Since it is really hard to review with lots of indentation changes, I'm attaching a diff withouth it and review based upon the file...
Made from 0001-Ticket-48996-update-DS-for-ns-0.2.0.3.patch​ ignoring space chanages. diffs.txt
Please fix the indentation... {{{ ldap/servers/slapd/backend_manager.c 15 + Slapi_PBlock pb; }}} I think you don't want to remove this memset. {{{ ldap/servers/slapd/pblock.c 264 + / memset( pb, '\0', sizeof(Slapi_PBlock) ); / }}} I think you'd better follow the doxygen format? (yes, I know the other slapi_ch_ functions even do not have comments... :) {{{ ldap/servers/slapd/slapi-plugin.h 276 +/ 277 + * memalign returns an alligned block of memory as a multiple of alignment. 278 + * alignment must be a power of 2. This is not normally needed, but is required 279 + * for memory that works with certain cpu operations. It's basically malloc 280 + * with some extra guarantees. 281 + / }}}
Updates to patch based on Noriko's comments. 0001-Ticket-48996-update-DS-for-ns-0.2.0.4.patch
Just for the ticket, we do want to remove the memset.
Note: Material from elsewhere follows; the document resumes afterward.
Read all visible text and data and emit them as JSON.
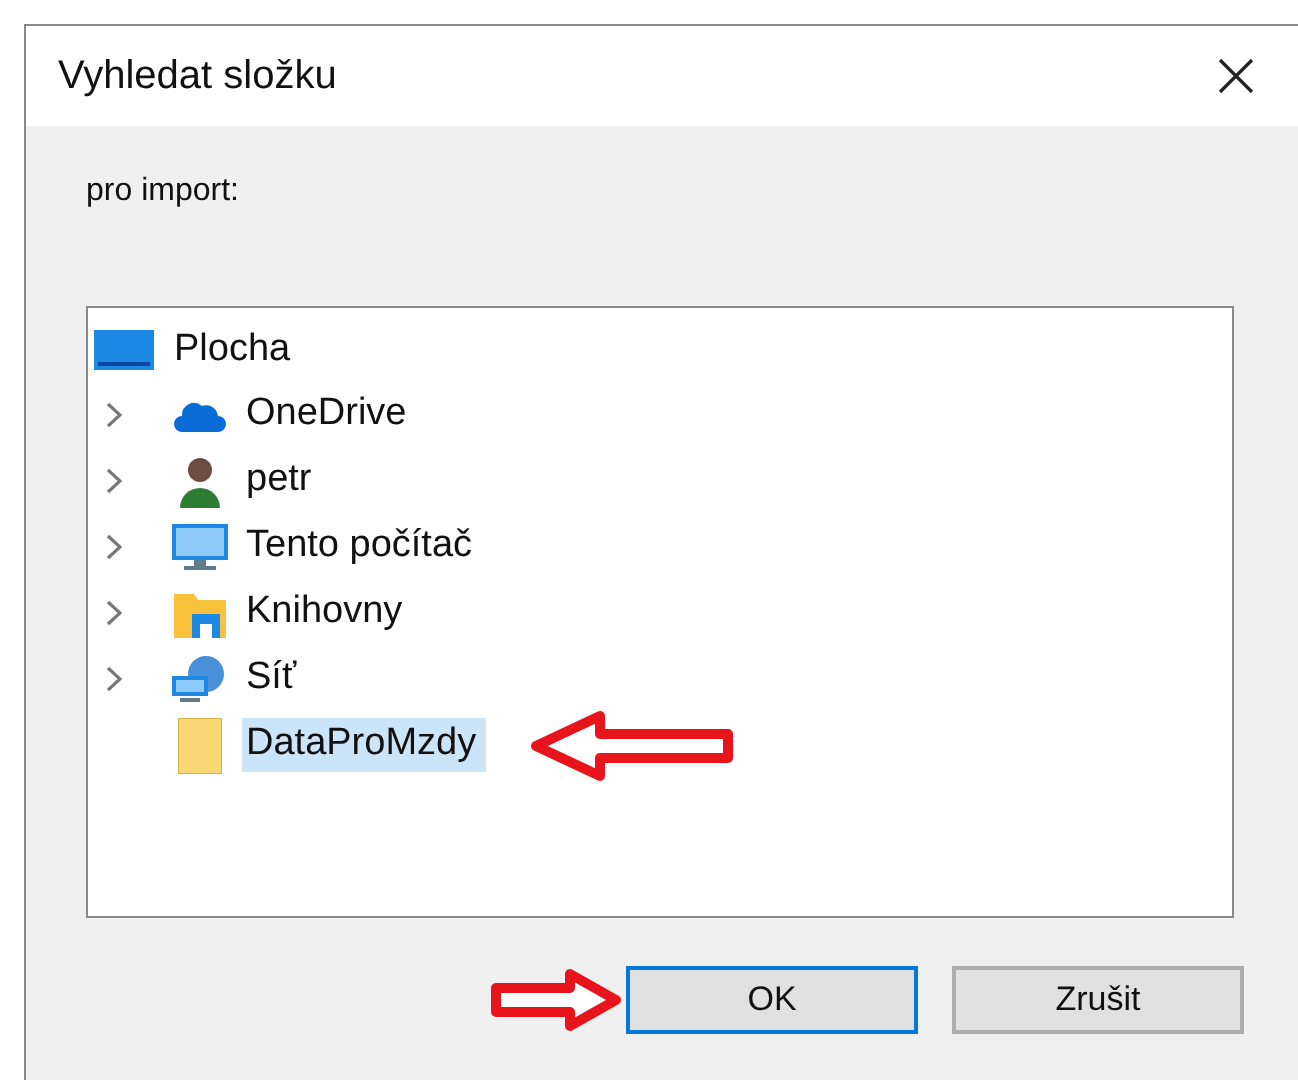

This is the only place we call pblock_init_common. The memset actually triggers a stack overflow when used. We shouldn't be using memset like this in 2016, as we can allocate the struct off the stack with each loop iteration as empty using:
{{{ Slapi_PBlock pb = {0}; }}}
Which is much cleaner, doesn't cause the overflow, and a correct / modern way to do this.
Replying to [comment:12 firstyear]:
Just for the ticket, we do want to remove the memset. This is the only place we call pblock_init_common. The memset actually triggers a stack overflow when used.
Then we should increase the stack size.
We shouldn't be using memset like this in 2016, as we can allocate the struct off the stack with each loop iteration as empty using: {{{ Slapi_PBlock pb = {0}; }}} Which is much cleaner, doesn't cause the overflow, and a correct / modern way to do this.
We shouldn't be using memset like this in 2016, as we can allocate the struct off the stack with each loop iteration as empty using:
In the past, this wouldn't work. Did C99 change automatic stack variable structure initialization to be able to initialize the entire structure to zeros using a simple {0}, and not {0, 0, ...} for each structure member?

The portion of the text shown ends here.